South African soccer player

Mabhuti Khenyeza (sometimes misspelled 'Khanyeza', born 17 June 1982 in Howick, KwaZulu) is a South African soccer manager and a retired South African professional footballer.

==Playing career==
Khenyeza joined Kaizer Chiefs from Lamontville Golden Arrows in July 2007 after he had spent five seasons at the KwaZulu-Natal-based team and scored 43 goals in the 102 official league and cup matches that between 2002 and 2007.

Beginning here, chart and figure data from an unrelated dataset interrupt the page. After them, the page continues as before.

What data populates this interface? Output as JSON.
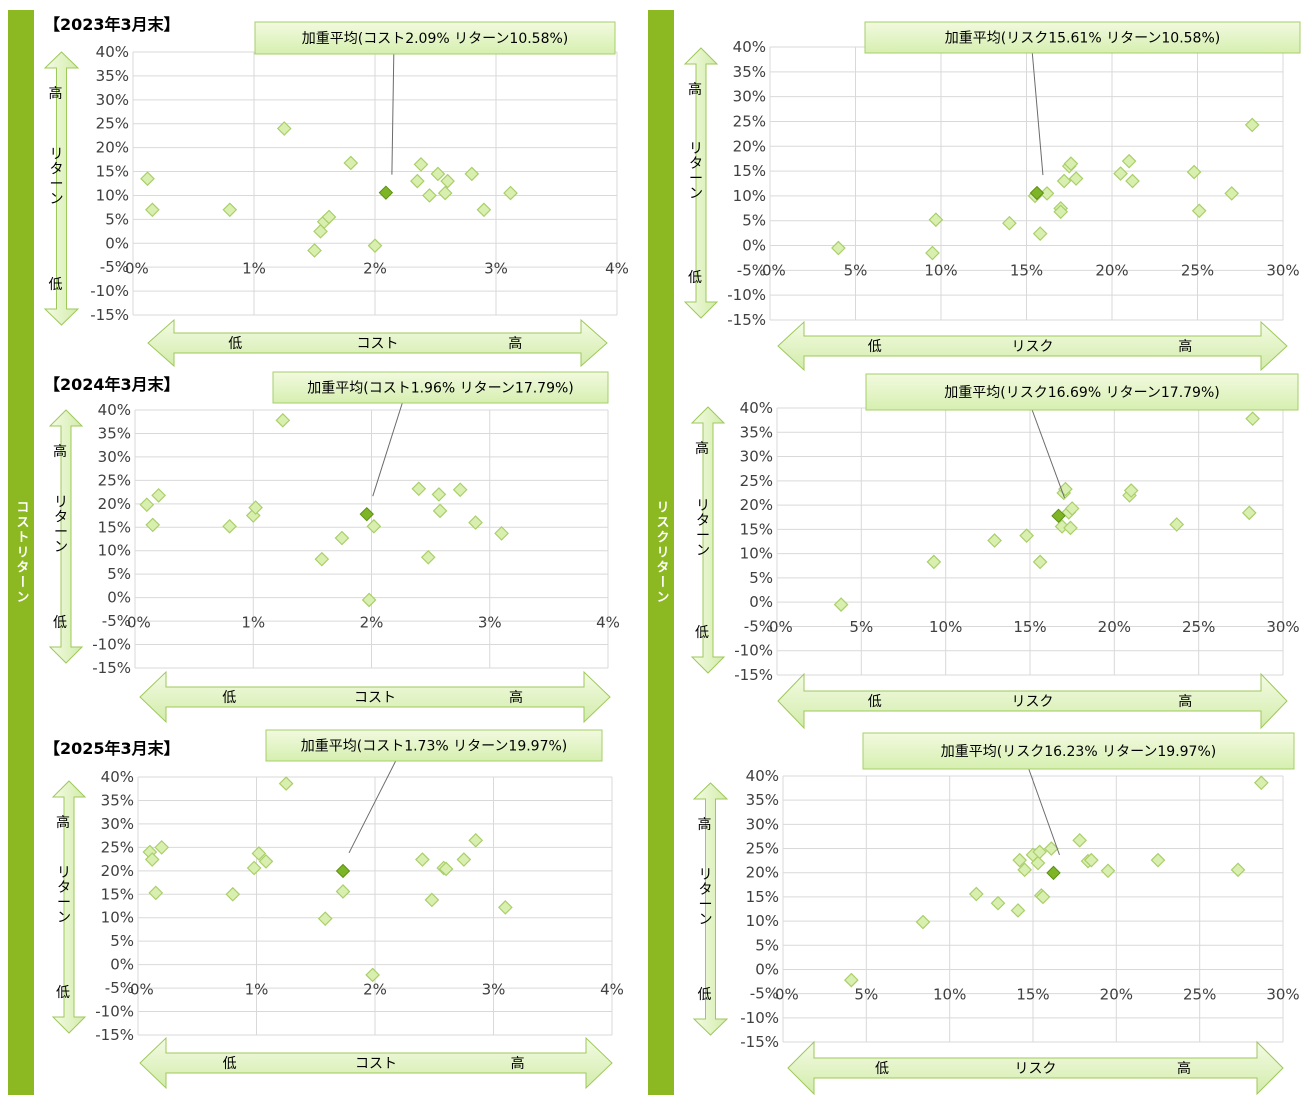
{
  "sidebars": {
    "left": "コストリターン",
    "right": "リスクリターン"
  },
  "colors": {
    "sidebar": "#8cb921",
    "marker": "#d9efb0",
    "marker_stroke": "#a9cf6a",
    "highlight": "#7eb526",
    "grid": "#d9d9d9"
  },
  "vertical_arrow": {
    "high": "高",
    "label": "リターン",
    "low": "低"
  },
  "chart_data": [
    {
      "type": "scatter",
      "title": "【2023年3月末】",
      "callout": "加重平均(コスト2.09%  リターン10.58%)",
      "xlabel": "コスト",
      "x_low": "低",
      "x_high": "高",
      "xlim": [
        0,
        4
      ],
      "ylim": [
        -15,
        40
      ],
      "x_ticks": [
        "0%",
        "1%",
        "2%",
        "3%",
        "4%"
      ],
      "y_ticks": [
        "40%",
        "35%",
        "30%",
        "25%",
        "20%",
        "15%",
        "10%",
        "5%",
        "0%",
        "-5%",
        "-10%",
        "-15%"
      ],
      "points": [
        [
          0.12,
          13.5
        ],
        [
          0.16,
          7
        ],
        [
          0.8,
          7
        ],
        [
          1.25,
          24
        ],
        [
          1.5,
          -1.5
        ],
        [
          1.55,
          2.5
        ],
        [
          1.58,
          4.5
        ],
        [
          1.62,
          5.5
        ],
        [
          1.8,
          16.8
        ],
        [
          2.0,
          -0.5
        ],
        [
          2.35,
          13
        ],
        [
          2.38,
          16.5
        ],
        [
          2.45,
          10
        ],
        [
          2.52,
          14.5
        ],
        [
          2.58,
          10.5
        ],
        [
          2.6,
          13
        ],
        [
          2.8,
          14.5
        ],
        [
          2.9,
          7
        ],
        [
          3.12,
          10.5
        ]
      ],
      "highlight": [
        2.09,
        10.58
      ]
    },
    {
      "type": "scatter",
      "title": "【2024年3月末】",
      "callout": "加重平均(コスト1.96%  リターン17.79%)",
      "xlabel": "コスト",
      "x_low": "低",
      "x_high": "高",
      "xlim": [
        0,
        4
      ],
      "ylim": [
        -15,
        40
      ],
      "x_ticks": [
        "0%",
        "1%",
        "2%",
        "3%",
        "4%"
      ],
      "y_ticks": [
        "40%",
        "35%",
        "30%",
        "25%",
        "20%",
        "15%",
        "10%",
        "5%",
        "0%",
        "-5%",
        "-10%",
        "-15%"
      ],
      "points": [
        [
          0.1,
          19.8
        ],
        [
          0.15,
          15.5
        ],
        [
          0.2,
          21.8
        ],
        [
          0.8,
          15.2
        ],
        [
          1.0,
          17.5
        ],
        [
          1.02,
          19.2
        ],
        [
          1.25,
          37.8
        ],
        [
          1.58,
          8.2
        ],
        [
          1.75,
          12.7
        ],
        [
          1.98,
          -0.5
        ],
        [
          2.02,
          15.2
        ],
        [
          2.4,
          23.2
        ],
        [
          2.48,
          8.6
        ],
        [
          2.57,
          22
        ],
        [
          2.58,
          18.5
        ],
        [
          2.75,
          23
        ],
        [
          2.88,
          16
        ],
        [
          3.1,
          13.7
        ]
      ],
      "highlight": [
        1.96,
        17.79
      ]
    },
    {
      "type": "scatter",
      "title": "【2025年3月末】",
      "callout": "加重平均(コスト1.73%  リターン19.97%)",
      "xlabel": "コスト",
      "x_low": "低",
      "x_high": "高",
      "xlim": [
        0,
        4
      ],
      "ylim": [
        -15,
        40
      ],
      "x_ticks": [
        "0%",
        "1%",
        "2%",
        "3%",
        "4%"
      ],
      "y_ticks": [
        "40%",
        "35%",
        "30%",
        "25%",
        "20%",
        "15%",
        "10%",
        "5%",
        "0%",
        "-5%",
        "-10%",
        "-15%"
      ],
      "points": [
        [
          0.1,
          24
        ],
        [
          0.12,
          22.4
        ],
        [
          0.15,
          15.3
        ],
        [
          0.2,
          25
        ],
        [
          0.8,
          15
        ],
        [
          0.98,
          20.6
        ],
        [
          1.02,
          23.7
        ],
        [
          1.08,
          22
        ],
        [
          1.25,
          38.6
        ],
        [
          1.58,
          9.8
        ],
        [
          1.73,
          15.6
        ],
        [
          1.98,
          -2.2
        ],
        [
          2.4,
          22.4
        ],
        [
          2.48,
          13.8
        ],
        [
          2.58,
          20.6
        ],
        [
          2.6,
          20.4
        ],
        [
          2.75,
          22.4
        ],
        [
          2.85,
          26.5
        ],
        [
          3.1,
          12.2
        ]
      ],
      "highlight": [
        1.73,
        19.97
      ]
    },
    {
      "type": "scatter",
      "title": "",
      "callout": "加重平均(リスク15.61%  リターン10.58%)",
      "xlabel": "リスク",
      "x_low": "低",
      "x_high": "高",
      "xlim": [
        0,
        30
      ],
      "ylim": [
        -15,
        40
      ],
      "x_ticks": [
        "0%",
        "5%",
        "10%",
        "15%",
        "20%",
        "25%",
        "30%"
      ],
      "y_ticks": [
        "40%",
        "35%",
        "30%",
        "25%",
        "20%",
        "15%",
        "10%",
        "5%",
        "0%",
        "-5%",
        "-10%",
        "-15%"
      ],
      "points": [
        [
          4,
          -0.5
        ],
        [
          9.5,
          -1.5
        ],
        [
          9.7,
          5.2
        ],
        [
          14,
          4.5
        ],
        [
          15.5,
          10
        ],
        [
          15.8,
          2.4
        ],
        [
          16.2,
          10.5
        ],
        [
          17,
          7.5
        ],
        [
          17,
          6.8
        ],
        [
          17.2,
          13
        ],
        [
          17.5,
          16
        ],
        [
          17.6,
          16.5
        ],
        [
          17.9,
          13.5
        ],
        [
          20.5,
          14.5
        ],
        [
          21,
          17
        ],
        [
          21.2,
          13
        ],
        [
          24.8,
          14.8
        ],
        [
          25.1,
          7
        ],
        [
          27,
          10.5
        ],
        [
          28.2,
          24.3
        ]
      ],
      "highlight": [
        15.61,
        10.58
      ]
    },
    {
      "type": "scatter",
      "title": "",
      "callout": "加重平均(リスク16.69%  リターン17.79%)",
      "xlabel": "リスク",
      "x_low": "低",
      "x_high": "高",
      "xlim": [
        0,
        30
      ],
      "ylim": [
        -15,
        40
      ],
      "x_ticks": [
        "0%",
        "5%",
        "10%",
        "15%",
        "20%",
        "25%",
        "30%"
      ],
      "y_ticks": [
        "40%",
        "35%",
        "30%",
        "25%",
        "20%",
        "15%",
        "10%",
        "5%",
        "0%",
        "-5%",
        "-10%",
        "-15%"
      ],
      "points": [
        [
          3.8,
          -0.5
        ],
        [
          9.3,
          8.3
        ],
        [
          12.9,
          12.7
        ],
        [
          14.8,
          13.7
        ],
        [
          15.6,
          8.3
        ],
        [
          16.9,
          15.6
        ],
        [
          17.0,
          22.5
        ],
        [
          17.1,
          23.3
        ],
        [
          17.3,
          18.5
        ],
        [
          17.4,
          15.3
        ],
        [
          17.5,
          19.3
        ],
        [
          20.9,
          22
        ],
        [
          21,
          23
        ],
        [
          23.7,
          16
        ],
        [
          28,
          18.4
        ],
        [
          28.2,
          37.8
        ]
      ],
      "highlight": [
        16.69,
        17.79
      ]
    },
    {
      "type": "scatter",
      "title": "",
      "callout": "加重平均(リスク16.23%  リターン19.97%)",
      "xlabel": "リスク",
      "x_low": "低",
      "x_high": "高",
      "xlim": [
        0,
        30
      ],
      "ylim": [
        -15,
        40
      ],
      "x_ticks": [
        "0%",
        "5%",
        "10%",
        "15%",
        "20%",
        "25%",
        "30%"
      ],
      "y_ticks": [
        "40%",
        "35%",
        "30%",
        "25%",
        "20%",
        "15%",
        "10%",
        "5%",
        "0%",
        "-5%",
        "-10%",
        "-15%"
      ],
      "points": [
        [
          4.1,
          -2.2
        ],
        [
          8.4,
          9.8
        ],
        [
          11.6,
          15.6
        ],
        [
          12.9,
          13.7
        ],
        [
          14.1,
          12.2
        ],
        [
          14.2,
          22.6
        ],
        [
          14.5,
          20.6
        ],
        [
          15.0,
          23.7
        ],
        [
          15.3,
          22
        ],
        [
          15.4,
          24.3
        ],
        [
          15.5,
          15.3
        ],
        [
          15.6,
          15
        ],
        [
          16.1,
          25
        ],
        [
          17.8,
          26.7
        ],
        [
          18.3,
          22.4
        ],
        [
          18.5,
          22.6
        ],
        [
          19.5,
          20.4
        ],
        [
          22.5,
          22.6
        ],
        [
          27.3,
          20.6
        ],
        [
          28.7,
          38.6
        ]
      ],
      "highlight": [
        16.23,
        19.97
      ]
    }
  ]
}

Khenyeza scored on his official debut for Chiefs on the opening night of the 2007–2008 season, after coming close to scoring, hitting the cross bar twice in the game.

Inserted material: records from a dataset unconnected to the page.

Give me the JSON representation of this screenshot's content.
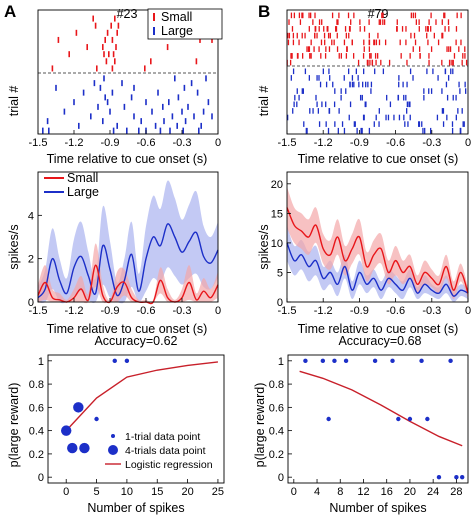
{
  "figure": {
    "panel_a": "A",
    "panel_b": "B",
    "raster_a_title": "#23",
    "raster_b_title": "#79",
    "raster_ylabel": "trial #",
    "time_xlabel": "Time relative to cue onset (s)",
    "rate_ylabel": "spikes/s",
    "legend_small": "Small",
    "legend_large": "Large",
    "accuracy_a": "Accuracy=0.62",
    "accuracy_b": "Accuracy=0.68",
    "pred_ylabel": "p(large reward)",
    "pred_xlabel": "Number of spikes",
    "legend_1trial": "1-trial data point",
    "legend_4trial": "4-trials data point",
    "legend_logistic": "Logistic regression",
    "colors": {
      "small": "#e8161a",
      "large": "#1c2fc8",
      "small_band": "#f4a6a8",
      "large_band": "#aab2f0",
      "dashed": "#555555"
    }
  },
  "chart_data": [
    {
      "id": "raster_a",
      "type": "scatter",
      "title": "#23",
      "xlabel": "Time relative to cue onset (s)",
      "ylabel": "trial #",
      "xlim": [
        -1.5,
        0
      ],
      "xticks": [
        "-1.5",
        "-1.2",
        "-0.9",
        "-0.6",
        "-0.3",
        "0"
      ],
      "legend": [
        "Small",
        "Large"
      ],
      "series": [
        {
          "name": "Small",
          "trials": [
            [
              -1.04,
              -0.86,
              -0.26
            ],
            [
              -1.02,
              -0.89,
              -0.83,
              -0.32
            ],
            [
              -1.18,
              -0.92,
              -0.84
            ],
            [
              -1.33,
              -0.94,
              -0.88,
              -0.15,
              -0.05
            ],
            [
              -1.09,
              -0.96,
              -0.85,
              -0.42
            ],
            [
              -1.24,
              -0.95,
              -0.91,
              -0.87
            ],
            [
              -0.93,
              -0.86,
              -0.56,
              -0.18
            ],
            [
              -1.38,
              -1.01,
              -0.88,
              -0.61
            ]
          ]
        },
        {
          "name": "Large",
          "trials": [
            [
              -0.95,
              -0.36,
              -0.1
            ],
            [
              -1.03,
              -0.8,
              -0.22
            ],
            [
              -1.35,
              -0.98,
              -0.7,
              -0.28
            ],
            [
              -1.12,
              -0.88,
              -0.5,
              -0.17
            ],
            [
              -0.94,
              -0.72,
              -0.33
            ],
            [
              -1.2,
              -0.92,
              -0.6,
              -0.41,
              -0.08
            ],
            [
              -1.0,
              -0.78,
              -0.46,
              -0.25
            ],
            [
              -1.28,
              -0.9,
              -0.55,
              -0.3,
              -0.12
            ],
            [
              -1.06,
              -0.7,
              -0.38,
              -0.2,
              -0.05
            ],
            [
              -1.42,
              -0.96,
              -0.64,
              -0.45,
              -0.27
            ],
            [
              -1.16,
              -0.84,
              -0.52,
              -0.34,
              -0.14
            ],
            [
              -1.46,
              -1.41,
              -0.87,
              -0.76,
              -0.66,
              -0.6,
              -0.48,
              -0.4,
              -0.29,
              -0.16
            ]
          ]
        }
      ],
      "threshold_dashed": true
    },
    {
      "id": "raster_b",
      "type": "scatter",
      "title": "#79",
      "xlabel": "Time relative to cue onset (s)",
      "ylabel": "trial #",
      "xlim": [
        -1.5,
        0
      ],
      "xticks": [
        "-1.5",
        "-1.2",
        "-0.9",
        "-0.6",
        "-0.3",
        "0"
      ],
      "series": [
        {
          "name": "Small",
          "trials": 8,
          "pattern": "dense, slightly denser early"
        },
        {
          "name": "Large",
          "trials": 10,
          "pattern": "moderately dense"
        }
      ],
      "threshold_dashed": true
    },
    {
      "id": "rate_a",
      "type": "line",
      "ylabel": "spikes/s",
      "xlabel": "Time relative to cue onset (s)",
      "xlim": [
        -1.5,
        0
      ],
      "ylim": [
        0,
        6
      ],
      "xticks": [
        "-1.5",
        "-1.2",
        "-0.9",
        "-0.6",
        "-0.3",
        "0"
      ],
      "yticks": [
        "0",
        "2",
        "4"
      ],
      "legend": [
        "Small",
        "Large"
      ],
      "x": [
        -1.5,
        -1.44,
        -1.38,
        -1.32,
        -1.26,
        -1.2,
        -1.14,
        -1.08,
        -1.02,
        -0.96,
        -0.9,
        -0.84,
        -0.78,
        -0.72,
        -0.66,
        -0.6,
        -0.54,
        -0.48,
        -0.42,
        -0.36,
        -0.3,
        -0.24,
        -0.18,
        -0.12,
        -0.06,
        0
      ],
      "series": [
        {
          "name": "Small",
          "values": [
            0.3,
            0.9,
            0.2,
            0.1,
            0.0,
            0.2,
            0.6,
            0.1,
            1.7,
            0.3,
            0.0,
            0.7,
            0.9,
            0.2,
            0.0,
            0.0,
            0.0,
            1.0,
            0.2,
            0.0,
            0.2,
            0.9,
            0.1,
            0.5,
            0.2,
            0.8
          ],
          "band": [
            0.5,
            0.8,
            0.4,
            0.3,
            0.1,
            0.4,
            0.6,
            0.3,
            1.0,
            0.5,
            0.1,
            0.7,
            0.6,
            0.4,
            0.1,
            0.1,
            0.1,
            0.6,
            0.4,
            0.1,
            0.4,
            0.8,
            0.3,
            0.6,
            0.4,
            0.6
          ]
        },
        {
          "name": "Large",
          "values": [
            0.2,
            0.6,
            2.0,
            1.0,
            0.4,
            1.6,
            2.1,
            1.2,
            0.4,
            2.6,
            1.5,
            0.3,
            1.0,
            2.2,
            0.5,
            2.0,
            3.0,
            2.6,
            3.6,
            3.0,
            2.3,
            2.8,
            3.2,
            2.1,
            1.8,
            2.4
          ],
          "band": [
            0.5,
            0.9,
            1.4,
            1.0,
            0.7,
            1.3,
            1.6,
            1.1,
            0.7,
            1.8,
            1.3,
            0.6,
            1.0,
            1.5,
            0.8,
            1.5,
            1.9,
            1.7,
            2.0,
            1.8,
            1.5,
            1.7,
            1.9,
            1.4,
            1.2,
            1.3
          ]
        }
      ]
    },
    {
      "id": "rate_b",
      "type": "line",
      "ylabel": "spikes/s",
      "xlabel": "Time relative to cue onset (s)",
      "xlim": [
        -1.5,
        0
      ],
      "ylim": [
        0,
        22
      ],
      "xticks": [
        "-1.5",
        "-1.2",
        "-0.9",
        "-0.6",
        "-0.3",
        "0"
      ],
      "yticks": [
        "0",
        "5",
        "10",
        "15",
        "20"
      ],
      "x": [
        -1.5,
        -1.44,
        -1.38,
        -1.32,
        -1.26,
        -1.2,
        -1.14,
        -1.08,
        -1.02,
        -0.96,
        -0.9,
        -0.84,
        -0.78,
        -0.72,
        -0.66,
        -0.6,
        -0.54,
        -0.48,
        -0.42,
        -0.36,
        -0.3,
        -0.24,
        -0.18,
        -0.12,
        -0.06,
        0
      ],
      "series": [
        {
          "name": "Small",
          "values": [
            16,
            13,
            12,
            11,
            13,
            9,
            8,
            11,
            7,
            9,
            11,
            6,
            8,
            9,
            5,
            7,
            5,
            6,
            3,
            5,
            4,
            3,
            6,
            2,
            5,
            1.5
          ],
          "band": [
            3.5,
            3,
            3,
            3,
            3,
            2.5,
            2.5,
            3,
            2.5,
            2.5,
            3,
            2.5,
            2.5,
            2.5,
            2,
            2.5,
            2,
            2,
            1.5,
            2,
            1.5,
            1.5,
            2,
            1.5,
            1.5,
            1
          ]
        },
        {
          "name": "Large",
          "values": [
            10,
            7,
            8,
            6,
            7,
            4,
            5,
            3,
            6,
            2,
            5,
            3,
            4,
            2,
            4,
            3,
            2,
            4,
            1.5,
            3,
            2,
            1.5,
            3,
            1,
            2,
            1.5
          ],
          "band": [
            3,
            2.5,
            2.5,
            2.5,
            2.5,
            2,
            2,
            2,
            2,
            1.5,
            2,
            1.5,
            1.5,
            1.5,
            1.5,
            1.5,
            1.5,
            1.5,
            1,
            1.5,
            1,
            1,
            1.5,
            1,
            1,
            1
          ]
        }
      ]
    },
    {
      "id": "pred_a",
      "type": "scatter",
      "title": "Accuracy=0.62",
      "xlabel": "Number of spikes",
      "ylabel": "p(large reward)",
      "xlim": [
        -3,
        26
      ],
      "ylim": [
        -0.05,
        1.05
      ],
      "xticks": [
        "0",
        "5",
        "10",
        "15",
        "20",
        "25"
      ],
      "yticks": [
        "0",
        "0.2",
        "0.4",
        "0.6",
        "0.8",
        "1"
      ],
      "points_1trial": [
        [
          5,
          0.5
        ],
        [
          8,
          1
        ],
        [
          10,
          1
        ]
      ],
      "points_4trial": [
        [
          0,
          0.4
        ],
        [
          1,
          0.25
        ],
        [
          2,
          0.6
        ],
        [
          3,
          0.25
        ]
      ],
      "logistic": {
        "x": [
          0,
          5,
          10,
          15,
          20,
          25
        ],
        "y": [
          0.4,
          0.68,
          0.86,
          0.92,
          0.96,
          0.99
        ]
      }
    },
    {
      "id": "pred_b",
      "type": "scatter",
      "title": "Accuracy=0.68",
      "xlabel": "Number of spikes",
      "ylabel": "p(large reward)",
      "xlim": [
        -1,
        30
      ],
      "ylim": [
        -0.05,
        1.05
      ],
      "xticks": [
        "0",
        "4",
        "8",
        "12",
        "16",
        "20",
        "24",
        "28"
      ],
      "yticks": [
        "0",
        "0.2",
        "0.4",
        "0.6",
        "0.8",
        "1"
      ],
      "points_1trial": [
        [
          2,
          1
        ],
        [
          5,
          1
        ],
        [
          6,
          0.5
        ],
        [
          7,
          1
        ],
        [
          9,
          1
        ],
        [
          14,
          1
        ],
        [
          17,
          1
        ],
        [
          18,
          0.5
        ],
        [
          20,
          0.5
        ],
        [
          22,
          1
        ],
        [
          23,
          0.5
        ],
        [
          25,
          0
        ],
        [
          27,
          1
        ],
        [
          28,
          0
        ],
        [
          29,
          0
        ]
      ],
      "logistic": {
        "x": [
          1,
          5,
          10,
          15,
          20,
          25,
          29
        ],
        "y": [
          0.91,
          0.85,
          0.75,
          0.62,
          0.48,
          0.35,
          0.27
        ]
      }
    }
  ]
}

He managed to find the back of the net against Benoni Premier United from the penalty spot in the final minute of the game, which gave him a goal on debut. , Khenyeza's move to Chiefs is a step in the right direction as apart from the possibility of adding silverware to his cupboards he has put himself in a stronger position to receive more national team call ups.

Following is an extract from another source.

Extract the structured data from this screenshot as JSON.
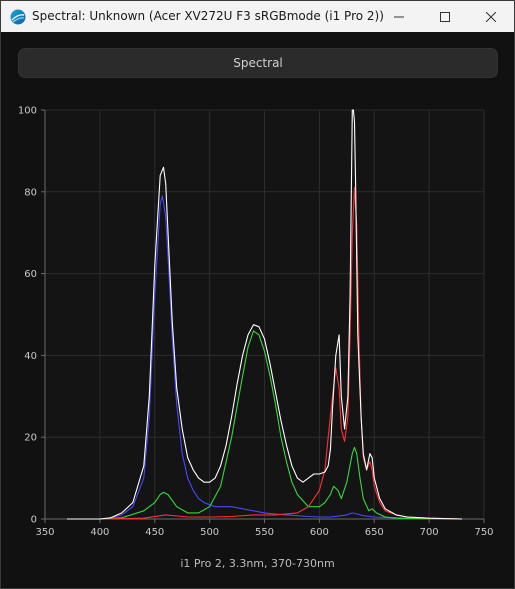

The player who made his name at Lamontville Golden Arrows is remembered for his wonder goal against Chief's arch rivals Orlando Pirates in November 2007, a goal he scored just nineteen seconds into the game.

===Ajax Cape Town===
Khenyeza moved to Ajax CT in 2008 after he fell out with Kaizer Chiefs coach Muhsin Ertugral. He arrive as a free agent and he was one of the top scorer of 2008–2009 season. At the end of the season left the club and signed for Mamelodi Sundowns.

===Mamelodi Sundowns===
Khenyeza became a regular first team player in the team. He had 10 goals and 9 assists in 57 games.

===Supersport United===
After leaving Mamelodi Sundowns for free in January 2012 he signed for Supersport United. In total he played 22 games for the club, fifteen as a starter. He scored four goals and provided three assists.

===Ajax Cape Town===
Khenyeza rejoined Ajax CT in January 2013.

== Coaching career ==

Khenyeza was appointed coach of TS Galaxy in February 2020 and has also coached at Golden Arrows (until December 2024), Chippa United and Komani United. In November 2025, he took over as head coach of Black Leopards.